NoSQL Databases

Cassandra Data Modeling for Time-Series: Partitioning, Clustering, and Tombstone Management

Design Cassandra tables for time-series data that scale to billions of rows. Learn partition key design, clustering columns, TTL tombstone management, and bucket strategies.

JusDB Team
December 9, 2025
10 min read
200 views

Why Cassandra for Time-Series?

Cassandra excels at time-series workloads because its storage model — partitioned, append-oriented SSTables — maps naturally to time-ordered data. But a poorly designed schema can create partition hotspots, huge partitions, or tombstone storms that crush performance.

The Core Data Model

text
-- Anti-pattern: single partition for all data
CREATE TABLE sensor_data_bad (
  sensor_id TEXT,
  ts        TIMESTAMP,
  value     DOUBLE,
  PRIMARY KEY (sensor_id, ts)
) WITH CLUSTERING ORDER BY (ts DESC);
-- Problem: sensor that writes 1000/sec will have a 31M-row partition
-- per month (1000 * 86400 * 31).
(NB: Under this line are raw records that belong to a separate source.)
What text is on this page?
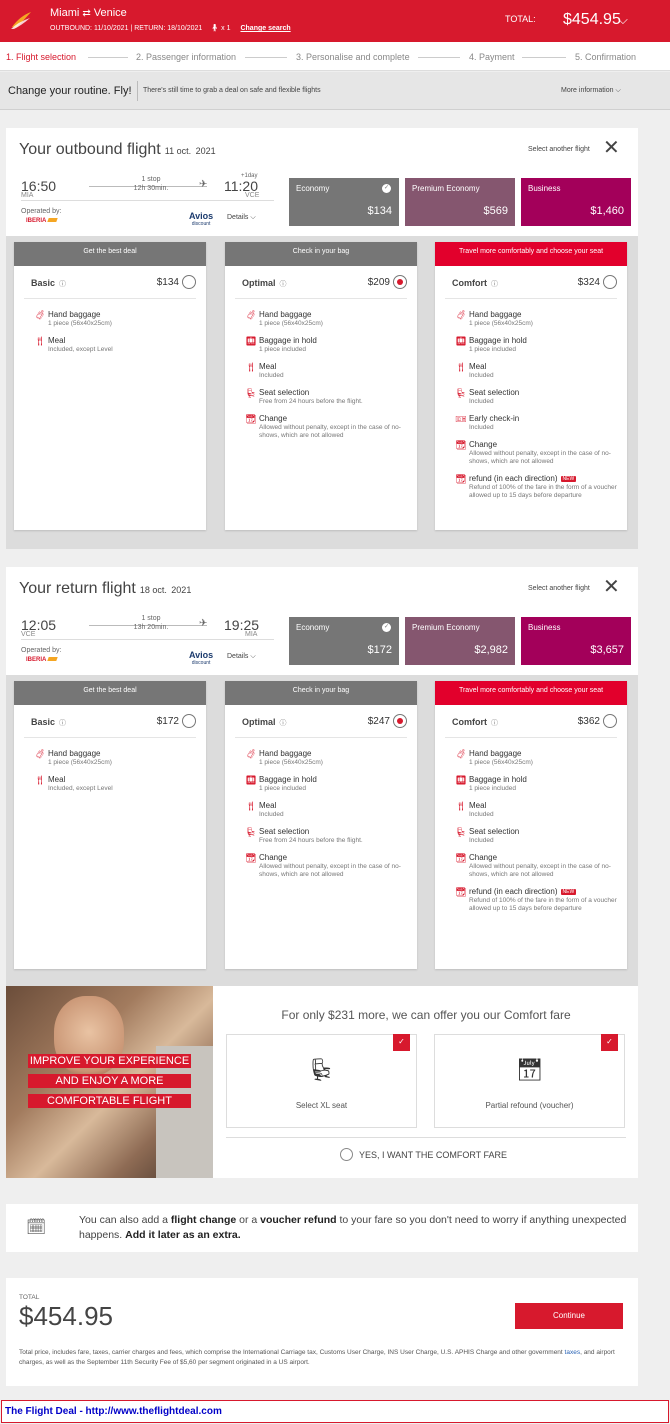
Miami ⇄ Venice
OUTBOUND: 11/10/2021 | RETURN: 18/10/2021 🧍︎ x 1 Change search
TOTAL: $454.95
⌵
1. Flight selection	2. Passenger information	3. Personalise and complete	4. Payment	5. Confirmation
Change your routine. Fly! There's still time to grab a deal on safe and flexible flights	More information ⌵
Your outbound flight 11 oct. 2021	Select another flight ✕
16:50
MIA
1 stop
12h 30min.	✈
+1day
11:20
VCE
Operated by:
IBERIA	Avios
discount
Details ⌵
Economy	✓
$134
Premium Economy
$569
Business
$1,460
Get the best deal
Basic ⓘ	$134
🧳︎ Hand baggage
1 piece (56x40x25cm)
🍴︎ Meal
Included, except Level
Check in your bag
Optimal ⓘ	$209
🧳︎ Hand baggage
1 piece (56x40x25cm)
🛄︎ Baggage in hold
1 piece included
🍴︎ Meal
Included
💺︎ Seat selection
Free from 24 hours before the flight.
📆︎ Change
Allowed without penalty, except in the case of no-shows, which are not allowed
Travel more comfortably and choose your seat
Comfort ⓘ	$324
🧳︎ Hand baggage
1 piece (56x40x25cm)
🛄︎ Baggage in hold
1 piece included
🍴︎ Meal
Included
💺︎ Seat selection
Included
🎫︎ Early check-in
Included
📆︎ Change
Allowed without penalty, except in the case of no-shows, which are not allowed
📆︎ refund (in each direction) NEW
Refund of 100% of the fare in the form of a voucher allowed up to 15 days before departure
Your return flight 18 oct. 2021	Select another flight ✕
12:05
VCE
1 stop
13h 20min.	✈ 19:25
MIA
Operated by:
IBERIA	Avios
discount
Details ⌵
Economy	✓
$172
Premium Economy
$2,982
Business
$3,657
Get the best deal
Basic ⓘ	$172
🧳︎ Hand baggage
1 piece (56x40x25cm)
🍴︎ Meal
Included, except Level
Check in your bag
Optimal ⓘ	$247
🧳︎ Hand baggage
1 piece (56x40x25cm)
🛄︎ Baggage in hold
1 piece included
🍴︎ Meal
Included
💺︎ Seat selection
Free from 24 hours before the flight.
📆︎ Change
Allowed without penalty, except in the case of no-shows, which are not allowed
Travel more comfortably and choose your seat
Comfort ⓘ	$362
🧳︎ Hand baggage
1 piece (56x40x25cm)
🛄︎ Baggage in hold
1 piece included
🍴︎ Meal
Included
💺︎ Seat selection
Included
📆︎ Change
Allowed without penalty, except in the case of no-shows, which are not allowed
📆︎ refund (in each direction) NEW
Refund of 100% of the fare in the form of a voucher allowed up to 15 days before departure
IMPROVE YOUR EXPERIENCE
AND ENJOY A MORE
COMFORTABLE FLIGHT
For only $231 more, we can offer you our Comfort fare
✓
💺︎
Select XL seat
✓
📅︎
Partial refound (voucher)
YES, I WANT THE COMFORT FARE
🗓︎	You can also add a flight change or a voucher refund to your fare so you don't need to worry if anything unexpected happens. Add it later as an extra.
TOTAL
$454.95	Continue
Total price, includes fare, taxes, carrier charges and fees, which comprise the International Carriage tax, Customs User Charge, INS User Charge, U.S. APHIS Charge and other government taxes, and airport charges, as well as the September 11th Security Fee of $5,60 per segment originated in a US airport.
The Flight Deal - http://www.theflightdeal.com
Cassandra can handle up to ~100MB
-- per partition before performance degrades.
text
-- Better: bucket by time period
CREATE TABLE sensor_data (
  sensor_id TEXT,
  bucket    TEXT,          -- 'sensor_42:2025-11'
  ts        TIMESTAMP,
  value     DOUBLE,
  PRIMARY KEY ((sensor_id, bucket), ts)
) WITH CLUSTERING ORDER BY (ts DESC)
  AND default_time_to_live = 7776000;  -- 90 days

Choosing Bucket Size

text
-- Target: 10-100 MB per partition
-- Each row: ~100 bytes (approximate)
-- Writes per hour: 3600 writes/sensor at 1/sec rate

-- Daily bucket: 3600 * 24 = 86,400 rows * 100B = 8.4 MB  ✓
-- Weekly bucket: 8.4 MB * 7 = 58.8 MB  ✓
-- Monthly bucket: 8.4 MB * 30 = 252 MB  ✗ (too large)

-- For this sensor: daily or weekly buckets are appropriate
-- Bucket key: sensor_id + date_trunc('day', timestamp)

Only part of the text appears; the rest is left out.